Мари-Франс удивленно уставилась на меня:
— С какой стати ему лгать?
— Не знаю. То есть нет, знаю. Потому что он всегда лжет. Лжет как дышит, просто не может иначе, я думаю, он хочет обмануть скорее себя, чем окружающих. Если эта история правда, должен быть хоть один свидетель, способный подтвердить, что какая-то девушка, которую он знал, в то время наложила на себя руки — пусть и не из любви к нему. Ему достаточно назвать ее имя.
— Он не хочет. Чтобы не причинять боли ее родным.
— Ну конечно. И кто был тот ученый, у которого он покупал лекарство от рака, тоже не хочет сказать. Знаете, я, в отличие от вас, думаю, что Абад был тысячу раз прав, когда велел ему держать эту историю при себе.
Мое недоверие покоробило Мари-Франс. Она сама была до такой степени не способна на ложь, что принимала эти россказни за чистую монету, ей и в голову не пришло усомниться в их правдивости.
Абад, вызвавший Мари-Франс как свидетеля защиты, очень рассчитывал, что она сгладит впечатление от показаний предыдущей свидетельницы, вызванной обвинением: он бы дорого дал, доверительно сообщил мне адвокат со вздохом, чтобы оказаться подальше отсюда, когда она будет давать показания.
Мадам Мило, маленькая блондинка не первой молодости, но кокетливая, была той самой учительницей, из-за романа которой с директором разразился скандал в школе Сен-Венсан. Она начала с рассказа о «нелегком времени», которое им обоим пришлось пережить, и о том, как поддержали их тогда Романы. Через несколько месяцев после трагедии бывший директор получил из бурк-ан-бресской тюрьмы письмо — крик о помощи. Он показал послание ей, и оно глубоко ее тронуло. Потом они расстались — он принял руководство школой на юге страны, а мадам Мило стала писать в тюрьму. Она была учительницей Антуана, гибель мальчика стала тяжелейшим потрясением для всех его одноклассников: они без конца об этом говорили, и уроки в подготовительном классе превратились в сеансы групповой терапии. Однажды она предложила детям всем вместе нарисовать красивую картинку для «человека, попавшего в беду», и, не сказав им, что этот самый человек, попавший в беду, — отец и убийца Антуана, послала ему рисунок от имени класса. Он ответил пылким письмом, и она зачитала его на уроке.
Абад вдруг уткнулся в свои бумаги, прокурор задумчиво покачал головой. Мадам Мило замялась и умолкла. Повисшую паузу прервала судья:
— Вы навещали Жан-Клода Романа в тюрьме, и между вами завязались любовные отношения.

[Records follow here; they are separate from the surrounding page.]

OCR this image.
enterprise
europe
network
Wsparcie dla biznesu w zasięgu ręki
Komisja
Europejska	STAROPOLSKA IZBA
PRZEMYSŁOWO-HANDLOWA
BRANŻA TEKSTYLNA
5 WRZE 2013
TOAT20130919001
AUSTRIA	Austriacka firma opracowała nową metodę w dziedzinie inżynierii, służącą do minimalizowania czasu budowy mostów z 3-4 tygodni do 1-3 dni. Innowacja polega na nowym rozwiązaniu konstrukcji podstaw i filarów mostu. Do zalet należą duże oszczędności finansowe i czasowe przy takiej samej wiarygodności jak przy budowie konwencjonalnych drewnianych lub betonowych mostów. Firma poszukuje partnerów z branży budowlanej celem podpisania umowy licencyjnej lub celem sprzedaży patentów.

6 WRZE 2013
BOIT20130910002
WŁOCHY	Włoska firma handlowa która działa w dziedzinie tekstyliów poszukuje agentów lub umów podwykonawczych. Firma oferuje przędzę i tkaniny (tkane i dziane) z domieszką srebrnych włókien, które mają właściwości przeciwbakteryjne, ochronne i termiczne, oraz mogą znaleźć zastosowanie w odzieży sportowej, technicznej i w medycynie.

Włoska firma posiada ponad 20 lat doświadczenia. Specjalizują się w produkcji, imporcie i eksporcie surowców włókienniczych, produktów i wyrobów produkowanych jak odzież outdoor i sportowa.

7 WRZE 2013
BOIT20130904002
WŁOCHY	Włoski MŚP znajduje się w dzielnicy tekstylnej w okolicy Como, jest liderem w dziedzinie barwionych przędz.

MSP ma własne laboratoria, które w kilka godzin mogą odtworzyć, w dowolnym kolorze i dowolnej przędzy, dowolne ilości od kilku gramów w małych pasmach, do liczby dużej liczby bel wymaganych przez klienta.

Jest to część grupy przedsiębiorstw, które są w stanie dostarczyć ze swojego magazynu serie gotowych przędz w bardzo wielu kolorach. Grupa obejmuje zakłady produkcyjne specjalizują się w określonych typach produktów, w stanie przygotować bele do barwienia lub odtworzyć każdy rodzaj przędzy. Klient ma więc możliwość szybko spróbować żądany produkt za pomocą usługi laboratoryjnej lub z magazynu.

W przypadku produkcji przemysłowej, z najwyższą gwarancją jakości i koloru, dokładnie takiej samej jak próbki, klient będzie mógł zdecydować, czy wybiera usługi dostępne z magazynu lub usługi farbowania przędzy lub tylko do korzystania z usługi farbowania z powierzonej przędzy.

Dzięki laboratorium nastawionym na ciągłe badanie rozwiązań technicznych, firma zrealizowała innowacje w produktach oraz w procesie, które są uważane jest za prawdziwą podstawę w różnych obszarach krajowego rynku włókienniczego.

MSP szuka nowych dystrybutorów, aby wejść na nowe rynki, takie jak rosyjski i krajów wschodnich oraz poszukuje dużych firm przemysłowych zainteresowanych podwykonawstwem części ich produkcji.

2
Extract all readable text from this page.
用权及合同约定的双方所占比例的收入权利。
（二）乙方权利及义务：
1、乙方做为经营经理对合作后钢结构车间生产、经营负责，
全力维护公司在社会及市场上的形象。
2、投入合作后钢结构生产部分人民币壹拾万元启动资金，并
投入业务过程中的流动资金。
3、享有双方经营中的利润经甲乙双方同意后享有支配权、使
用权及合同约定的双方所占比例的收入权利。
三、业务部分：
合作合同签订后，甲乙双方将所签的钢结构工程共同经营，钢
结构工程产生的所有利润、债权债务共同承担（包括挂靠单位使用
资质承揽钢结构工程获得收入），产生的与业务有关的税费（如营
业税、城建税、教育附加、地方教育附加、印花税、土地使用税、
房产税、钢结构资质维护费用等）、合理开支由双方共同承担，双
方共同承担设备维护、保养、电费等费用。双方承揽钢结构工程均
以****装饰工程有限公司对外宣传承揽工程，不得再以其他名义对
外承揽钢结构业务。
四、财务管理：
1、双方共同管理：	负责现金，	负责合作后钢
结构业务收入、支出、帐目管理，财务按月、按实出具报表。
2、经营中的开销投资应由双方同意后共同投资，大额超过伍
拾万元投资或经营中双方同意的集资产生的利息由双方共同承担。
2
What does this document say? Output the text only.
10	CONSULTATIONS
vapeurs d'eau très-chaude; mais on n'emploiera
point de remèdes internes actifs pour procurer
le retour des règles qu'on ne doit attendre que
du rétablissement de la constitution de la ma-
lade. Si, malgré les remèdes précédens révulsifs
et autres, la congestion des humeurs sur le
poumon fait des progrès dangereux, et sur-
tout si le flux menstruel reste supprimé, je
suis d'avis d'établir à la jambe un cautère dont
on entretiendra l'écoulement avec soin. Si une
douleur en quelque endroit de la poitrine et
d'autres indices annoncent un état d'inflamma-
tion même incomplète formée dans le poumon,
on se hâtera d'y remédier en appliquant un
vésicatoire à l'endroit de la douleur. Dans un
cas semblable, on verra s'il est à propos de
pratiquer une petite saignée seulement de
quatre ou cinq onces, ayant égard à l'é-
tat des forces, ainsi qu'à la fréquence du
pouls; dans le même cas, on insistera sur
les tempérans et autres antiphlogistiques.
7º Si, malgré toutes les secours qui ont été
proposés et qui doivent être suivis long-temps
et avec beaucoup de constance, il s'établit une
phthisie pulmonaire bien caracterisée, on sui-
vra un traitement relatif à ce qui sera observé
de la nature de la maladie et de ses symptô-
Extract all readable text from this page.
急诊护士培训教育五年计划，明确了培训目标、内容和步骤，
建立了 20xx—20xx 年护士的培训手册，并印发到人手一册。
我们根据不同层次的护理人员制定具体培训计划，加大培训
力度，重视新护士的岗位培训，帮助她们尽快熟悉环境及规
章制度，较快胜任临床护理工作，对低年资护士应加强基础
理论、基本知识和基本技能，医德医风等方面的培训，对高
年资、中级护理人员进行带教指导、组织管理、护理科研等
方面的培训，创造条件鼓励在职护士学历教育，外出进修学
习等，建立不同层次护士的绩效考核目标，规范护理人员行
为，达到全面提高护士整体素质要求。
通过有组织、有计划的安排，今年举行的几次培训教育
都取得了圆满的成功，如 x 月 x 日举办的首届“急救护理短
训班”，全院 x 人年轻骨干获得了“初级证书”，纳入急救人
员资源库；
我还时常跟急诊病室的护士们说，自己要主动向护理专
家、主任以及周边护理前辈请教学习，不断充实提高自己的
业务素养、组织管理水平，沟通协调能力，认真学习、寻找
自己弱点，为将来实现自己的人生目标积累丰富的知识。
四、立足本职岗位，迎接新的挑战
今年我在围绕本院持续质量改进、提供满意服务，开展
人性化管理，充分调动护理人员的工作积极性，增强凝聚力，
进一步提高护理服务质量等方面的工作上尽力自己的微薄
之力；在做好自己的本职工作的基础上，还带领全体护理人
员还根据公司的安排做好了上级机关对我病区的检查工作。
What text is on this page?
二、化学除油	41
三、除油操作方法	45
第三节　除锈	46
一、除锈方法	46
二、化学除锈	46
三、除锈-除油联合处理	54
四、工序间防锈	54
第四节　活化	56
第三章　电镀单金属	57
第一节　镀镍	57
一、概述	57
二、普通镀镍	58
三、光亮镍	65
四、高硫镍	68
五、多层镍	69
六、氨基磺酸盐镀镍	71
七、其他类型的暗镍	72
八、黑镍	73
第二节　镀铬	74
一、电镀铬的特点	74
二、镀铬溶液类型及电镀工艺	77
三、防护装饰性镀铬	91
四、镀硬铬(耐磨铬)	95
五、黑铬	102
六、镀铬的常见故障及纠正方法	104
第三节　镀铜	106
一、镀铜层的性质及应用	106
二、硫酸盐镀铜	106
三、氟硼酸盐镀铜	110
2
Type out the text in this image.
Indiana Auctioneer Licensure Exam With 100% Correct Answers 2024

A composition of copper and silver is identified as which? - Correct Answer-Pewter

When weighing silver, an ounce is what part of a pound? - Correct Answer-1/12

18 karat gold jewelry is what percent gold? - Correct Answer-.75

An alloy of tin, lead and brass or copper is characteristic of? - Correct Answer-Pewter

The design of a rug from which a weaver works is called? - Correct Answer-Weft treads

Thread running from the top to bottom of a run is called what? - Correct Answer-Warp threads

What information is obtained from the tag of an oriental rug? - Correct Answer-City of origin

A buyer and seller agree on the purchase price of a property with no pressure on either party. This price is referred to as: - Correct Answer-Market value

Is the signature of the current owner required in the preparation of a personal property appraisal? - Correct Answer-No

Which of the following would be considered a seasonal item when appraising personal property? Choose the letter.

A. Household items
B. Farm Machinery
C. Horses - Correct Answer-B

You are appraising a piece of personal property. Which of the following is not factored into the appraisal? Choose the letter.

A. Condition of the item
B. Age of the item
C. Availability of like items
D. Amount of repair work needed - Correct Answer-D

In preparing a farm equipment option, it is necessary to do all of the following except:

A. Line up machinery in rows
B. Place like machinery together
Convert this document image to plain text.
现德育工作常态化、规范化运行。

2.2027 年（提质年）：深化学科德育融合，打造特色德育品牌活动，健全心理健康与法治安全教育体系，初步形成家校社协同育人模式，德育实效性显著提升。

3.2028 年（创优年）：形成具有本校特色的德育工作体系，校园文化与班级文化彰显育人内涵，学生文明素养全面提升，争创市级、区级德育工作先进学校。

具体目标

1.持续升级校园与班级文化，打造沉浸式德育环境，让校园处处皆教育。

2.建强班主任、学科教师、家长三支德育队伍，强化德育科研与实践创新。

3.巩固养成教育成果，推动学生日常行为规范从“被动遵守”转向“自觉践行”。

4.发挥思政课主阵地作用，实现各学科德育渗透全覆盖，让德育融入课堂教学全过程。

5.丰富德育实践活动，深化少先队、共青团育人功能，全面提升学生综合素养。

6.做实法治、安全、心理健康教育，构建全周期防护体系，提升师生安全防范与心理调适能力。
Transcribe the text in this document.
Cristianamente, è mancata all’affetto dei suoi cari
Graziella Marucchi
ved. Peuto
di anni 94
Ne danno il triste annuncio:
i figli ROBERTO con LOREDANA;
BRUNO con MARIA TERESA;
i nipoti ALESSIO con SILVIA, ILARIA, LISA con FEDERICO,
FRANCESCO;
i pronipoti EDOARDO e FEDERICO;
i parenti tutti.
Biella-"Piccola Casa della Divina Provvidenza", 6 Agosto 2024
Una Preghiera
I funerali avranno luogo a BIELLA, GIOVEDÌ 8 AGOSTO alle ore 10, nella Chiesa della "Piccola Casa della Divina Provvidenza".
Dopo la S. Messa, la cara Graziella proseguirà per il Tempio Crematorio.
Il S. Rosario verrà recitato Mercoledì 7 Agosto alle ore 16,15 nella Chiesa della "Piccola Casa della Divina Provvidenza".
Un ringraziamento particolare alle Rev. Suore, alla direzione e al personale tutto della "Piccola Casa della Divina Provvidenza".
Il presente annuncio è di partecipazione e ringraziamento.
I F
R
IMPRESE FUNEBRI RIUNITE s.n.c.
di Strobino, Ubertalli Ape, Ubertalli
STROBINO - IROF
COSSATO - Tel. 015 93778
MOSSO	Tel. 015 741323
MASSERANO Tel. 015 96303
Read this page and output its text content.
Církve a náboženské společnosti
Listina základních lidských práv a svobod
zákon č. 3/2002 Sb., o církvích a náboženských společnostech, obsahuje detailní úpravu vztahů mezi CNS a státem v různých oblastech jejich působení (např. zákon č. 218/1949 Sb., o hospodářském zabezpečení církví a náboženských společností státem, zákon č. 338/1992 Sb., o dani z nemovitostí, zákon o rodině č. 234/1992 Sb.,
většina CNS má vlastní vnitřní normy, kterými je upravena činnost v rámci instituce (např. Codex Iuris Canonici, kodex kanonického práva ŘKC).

— Это слишком сильно сказано…
— В показаниях охранников говорится о «страстных поцелуях» в комнате для свиданий.
— Это сильно сказано…
— К делу приобщены стихи, которые прислал вам Жан-Клод Роман:
«Я хотел написать тебе
сам не знаю что,
что-то доброе, славное,
что-то самое главное,
сам не знаю что,
нежное,
безмятежное,
сам не знаю что,
волнующее,
чарующее,
сам не знаю что,
приятное,
без слов понятное,
я скажу тебе просто:
люблю».
В наступившем вслед за этим потрясенном молчании (за всю мою жизнь я не испытывал более неловкого момента, и эту тягостную неловкость снова пережил сейчас, переписывая свои тогдашние заметки) свидетельница пролепетала, что для нее это пройденный этап, что теперь у нее другой спутник и она больше не навещает Жан-Клода Романа. Но оказалось, что пытке еще не конец: оказывается, что помимо стихов он присылал ей в письме отрывки из романа Камю «Падение», которые отражали, как он выразился, его собственные мысли. Прокурор начал читать:
«Если бы я мог, покончив с собой, увидеть, какие у них будут физиономии, тогда да, игра стоила бы свеч. <…> Ведь убедить их в своей правоте, в искренности, в мучительных своих страданиях можно только своей смертью. Пока ты жив, ты, так сказать, сомнительный случай, ты имеешь право лишь на скептическое к тебе отношение. Вот если бы имелась уверенность, что можно будет самому насладиться зрелищем собственной смерти, тогда стоило бы труда доказать им то, чему они не желали верить, и удивить их. А так, что же? Ты покончишь с собой, и тогда не все ли равно, верят тебе они или нет? Ты уже не существуешь, не видишь, кто изумлен, кто сокрушается (недолго, конечно), — словом, не сможешь присутствовать, как о том мечтает каждый, на собственных своих похоронах…»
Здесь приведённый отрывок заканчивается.